COMMERCIAL real estate experts, Zerin Properties Sdn Bhd, in early November, shared its research findings that the uptake for flexible working environments and co-working spaces in Kuala Lumpur will accelerate within the next 5 years. “My research team found that the take up of flexible office spaces is less than 5% of total office stock, in developed cities, but this could grow to be around 25% within the next decade or so,” said Previndran Singhe, CEO of Zerin.
Previndran didn’t have to wait long for validation as today the city of KL takes a big step towards that 25% prediction with the news that the largest shared work space operator in the world, WeWork, has just announced the opening of a 100,000 sq ft space in the heart of KL.
“I am very positive about the future of flexible working environments and co-working spaces in KL,” he says. “Lots of companies want to be agile and operators such as WeWork and Common Ground understand this,” he says.
“They are here to stay and will change the way how office space will be used.”
Interestingly, WeWork has adopted a business model it pioneered in 2016 when entering India, for its market entry into Malaysia. Instead of directly taking up a large lease with a landlord or developer and tying up capital, it has partnered with Douglas Cheng who has taken up the 100,000 sq ft lease at Equatorial Plaza, Jalan Sultan Ismail, at his own expense and will furthermore pay WeWork a franchise fee believed to be in the 30% range.
A lawyer by training, Cheng made his name in the F&B space in KL and is also part owner of TREC, branded as the largest and premier lifestyle & entertainment hub in Malaysia. What’s also interesting about WeWork’s Malaysia play is that Ashman Najib, a son of former prime minister, Najib Tun Razak was initially involved as well.
Ashman posted a pix on his Instagram account in late 2017 as being excited about the co-working space and of WeWork. He has also been seen to accompany Cheng and WeWork executives when they were searching for a suitable location to launch in KL. It is unclear if Ashman is still involved in WeWork’s Malaysian operations.
What is clear however is that the local co-working market will see more competition, and especially if WeWork decides to get aggressive on pricing and undercut the market.
And having raised a recent Nov round of US$3 billion (RM12.48 billion) from its largest investor, Softbank, it does have the firepower to compete on price.
Yet, according to Erman Akinci, co-founder of Common Ground, one of the leading co-working spaces in the country, even if WeWork is aggressive on pricing, the reality is that the co-working culture is very hyper localized with people very particular about how far away they are willing to travel to work . “Infact, we have data to show that the sphere of influence of our locations drops dramatically after 2km to 3km.” What that means is that if their location is more than 3km away from someone’s home, they will likely not consider it as a location for them to work.
If this stands true, only the co-working spaces around the current WeWork location in KL will feel the heat from its market presence. And Common Ground will throw its hat into the ring as well with Erman hinting that it will soon have locations in the city centre as well.

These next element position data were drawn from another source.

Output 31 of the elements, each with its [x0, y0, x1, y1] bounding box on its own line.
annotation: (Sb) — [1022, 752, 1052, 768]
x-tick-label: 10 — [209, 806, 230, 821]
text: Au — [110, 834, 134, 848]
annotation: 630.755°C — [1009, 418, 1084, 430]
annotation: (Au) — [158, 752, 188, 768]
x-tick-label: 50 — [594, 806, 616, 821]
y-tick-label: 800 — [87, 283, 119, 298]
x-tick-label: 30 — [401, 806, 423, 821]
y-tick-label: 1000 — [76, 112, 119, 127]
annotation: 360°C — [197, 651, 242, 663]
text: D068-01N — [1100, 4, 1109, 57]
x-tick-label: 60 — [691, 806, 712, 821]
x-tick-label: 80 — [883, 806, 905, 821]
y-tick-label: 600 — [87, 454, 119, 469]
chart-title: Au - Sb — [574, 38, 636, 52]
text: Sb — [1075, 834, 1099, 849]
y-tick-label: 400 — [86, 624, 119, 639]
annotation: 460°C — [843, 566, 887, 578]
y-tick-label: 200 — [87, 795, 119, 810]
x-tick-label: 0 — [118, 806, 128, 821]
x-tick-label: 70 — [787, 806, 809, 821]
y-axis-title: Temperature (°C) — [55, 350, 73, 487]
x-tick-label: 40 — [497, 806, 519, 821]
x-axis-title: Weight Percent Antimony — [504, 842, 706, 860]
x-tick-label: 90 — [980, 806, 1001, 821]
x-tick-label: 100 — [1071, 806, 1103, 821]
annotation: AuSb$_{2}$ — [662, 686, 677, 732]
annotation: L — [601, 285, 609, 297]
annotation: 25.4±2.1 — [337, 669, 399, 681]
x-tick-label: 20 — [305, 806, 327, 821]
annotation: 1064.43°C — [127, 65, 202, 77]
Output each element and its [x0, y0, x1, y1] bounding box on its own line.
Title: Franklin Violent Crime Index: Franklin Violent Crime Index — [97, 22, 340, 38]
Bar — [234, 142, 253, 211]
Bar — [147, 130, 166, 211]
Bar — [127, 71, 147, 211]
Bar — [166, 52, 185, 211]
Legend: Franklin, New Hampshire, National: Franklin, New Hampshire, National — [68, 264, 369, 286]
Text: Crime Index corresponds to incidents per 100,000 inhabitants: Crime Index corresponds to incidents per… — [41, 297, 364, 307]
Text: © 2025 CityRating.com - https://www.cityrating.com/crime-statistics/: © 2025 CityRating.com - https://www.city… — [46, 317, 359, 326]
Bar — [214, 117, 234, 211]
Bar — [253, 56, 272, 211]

What that means though is that companies that are seeking flexible work spaces, be they for special projects or for startups or SMEs, will find a Prosyscom Tech of spaces and price points that should strike a chord with them.
As is the case with hyper growing startups that capture the imagination of investors, profits are not an immediate concern for WeWork that recently announced it lost US$1.22 billion through the first nine months of this year after losing US$933 million in 2017. It also said it generated US$1.25 billion in revenue for the first nine months of 2018 and was on a pace to exceed US$2 billion in sales by year-end.
WeWork is currently valued at around US$42 billion.